No existe un precio estándar para un caso de negligencia médica (también llamada mala praxis) en la Florida. La respuesta honesta es un rango: los datos oficiales de reclamos cerrados del estado muestran pagos promedio de cientos de miles de dólares, mientras que los casos con lesiones catastróficas pueden llegar a los millones — y un puñado de reglas legales puede subir o bajar esa cifra drásticamente según quién sea el demandado y quién haya sufrido el daño.
¿Cuánto vale un caso de negligencia médica en la Florida?
Esta página explica los factores que realmente controlan el valor de un caso en la Florida en 2026: la ausencia de un tope general de daños contra demandados privados, las dos categorías de daños, los datos reales de pagos que publica el regulador estatal de seguros, los topes estrictos que protegen a los hospitales públicos, cómo se maneja la culpa compartida, y una regla de muerte por negligencia única de la Florida que las familias necesitan conocer desde el principio.
Silva & Silva, una firma de Coral Gables fundada en 1992 por los hermanos Carlos E. Silva y Jorge E. Silva, tiene resultados publicados por más de $131 millones en recuperaciones por negligencia médica, incluyendo una recuperación de $70 millones, un laudo arbitral de $25 millones y resultados de $14 millones, $13 millones y $9.35 millones. Los resultados pasados no garantizan un resultado similar. Hable con nuestros abogados de negligencia médica para una evaluación gratuita de su caso.
La Florida no tiene un tope general sobre los daños compensatorios — contra demandados privados
Durante años, las leyes de la Florida limitaban los daños no económicos en casos de negligencia médica. Esos topes generales ya no existen. En McCall v. United States (2014), la Corte Suprema de la Florida anuló los topes en casos de muerte por negligencia, y en North Broward Hospital District v. Kalitan (2017) los anuló en casos de lesiones personales, al concluir que violaban la cláusula de igual protección de la Constitución de la Florida.
El resultado práctico: en un juicio civil ordinario contra un proveedor privado, ningún tope legal general recorta automáticamente una condena compensatoria.

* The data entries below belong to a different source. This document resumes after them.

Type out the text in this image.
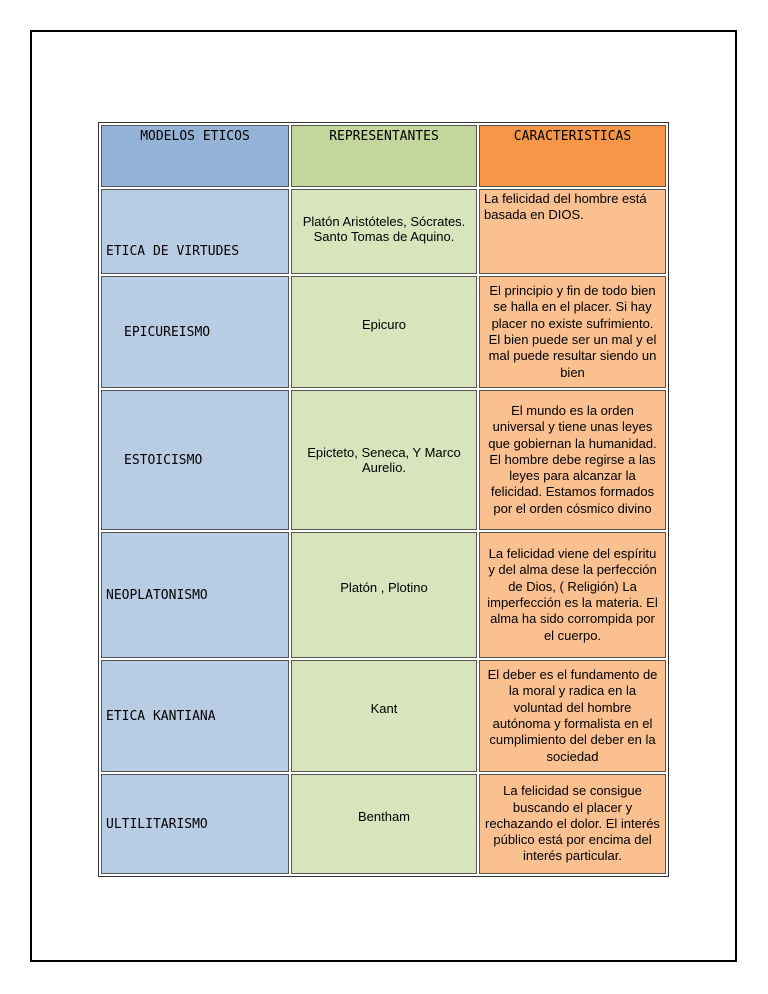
MODELOS ETICOS	REPRESENTANTES	CARACTERISTICAS
ETICA DE VIRTUDES	Platón Aristóteles, Sócrates. Santo Tomas de Aquino.	La felicidad del hombre está basada en DIOS.
EPICUREISMO	Epicuro	El principio y fin de todo bien se halla en el placer. Si hay placer no existe sufrimiento. El bien puede ser un mal y el mal puede resultar siendo un bien
ESTOICISMO	Epicteto, Seneca, Y Marco Aurelio.	El mundo es la orden universal y tiene unas leyes que gobiernan la humanidad. El hombre debe regirse a las leyes para alcanzar la felicidad. Estamos formados por el orden cósmico divino
NEOPLATONISMO	Platón , Plotino	La felicidad viene del espíritu y del alma dese la perfección de Dios, ( Religión) La imperfección es la materia. El alma ha sido corrompida por el cuerpo.
ETICA KANTIANA	Kant	El deber es el fundamento de la moral y radica en la voluntad del hombre autónoma y formalista en el cumplimiento del deber en la sociedad
ULTILITARISMO	Bentham	La felicidad se consigue buscando el placer y rechazando el dolor. El interés público está por encima del interés particular.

Una condena de $10 millones por dolor y sufrimiento contra un cirujano privado no se reduce por un tope de daños — aunque lo que la familia finalmente cobra sí puede verse afectado por la culpa comparativa, las mociones posteriores al juicio, la apelación y el seguro realmente disponible para pagar.
Conviene conocer dos límites. Primero, la decisión sobre el arbitraje del Capítulo 766 corta en ambos sentidos: elegir el arbitraje vinculante voluntario bajo Fla. Stat. § 766.207 cambia la pelea sobre la culpa por límites a los daños — incluido un tope a los daños no económicos — y rechazar la oferta de arbitraje de un demandado tiene su propio precio: los daños en el juicio quedan limitados a los daños económicos netos más un máximo de $350,000 en daños no económicos por incidente (Fla. Stat. § 766.209(4)). Esa elección es en sí una decisión de valoración. Segundo, los daños punitivos son una categoría separada de los compensatorios, con reglas y límites propios.
Las dos categorías de daños
Toda valoración empieza separando los daños en dos grupos:
- Los daños económicos son pérdidas financieras tangibles: cuentas médicas pasadas y futuras, salarios perdidos y pérdida de capacidad de generar ingresos. Se prueban con expedientes, facturas y proyecciones de peritos.
- Los daños no económicos son daños intangibles: dolor y sufrimiento, angustia emocional y pérdida de consorcio — el reclamo legal por verse privado de los beneficios de una relación familiar, incluidos el afecto y el apoyo.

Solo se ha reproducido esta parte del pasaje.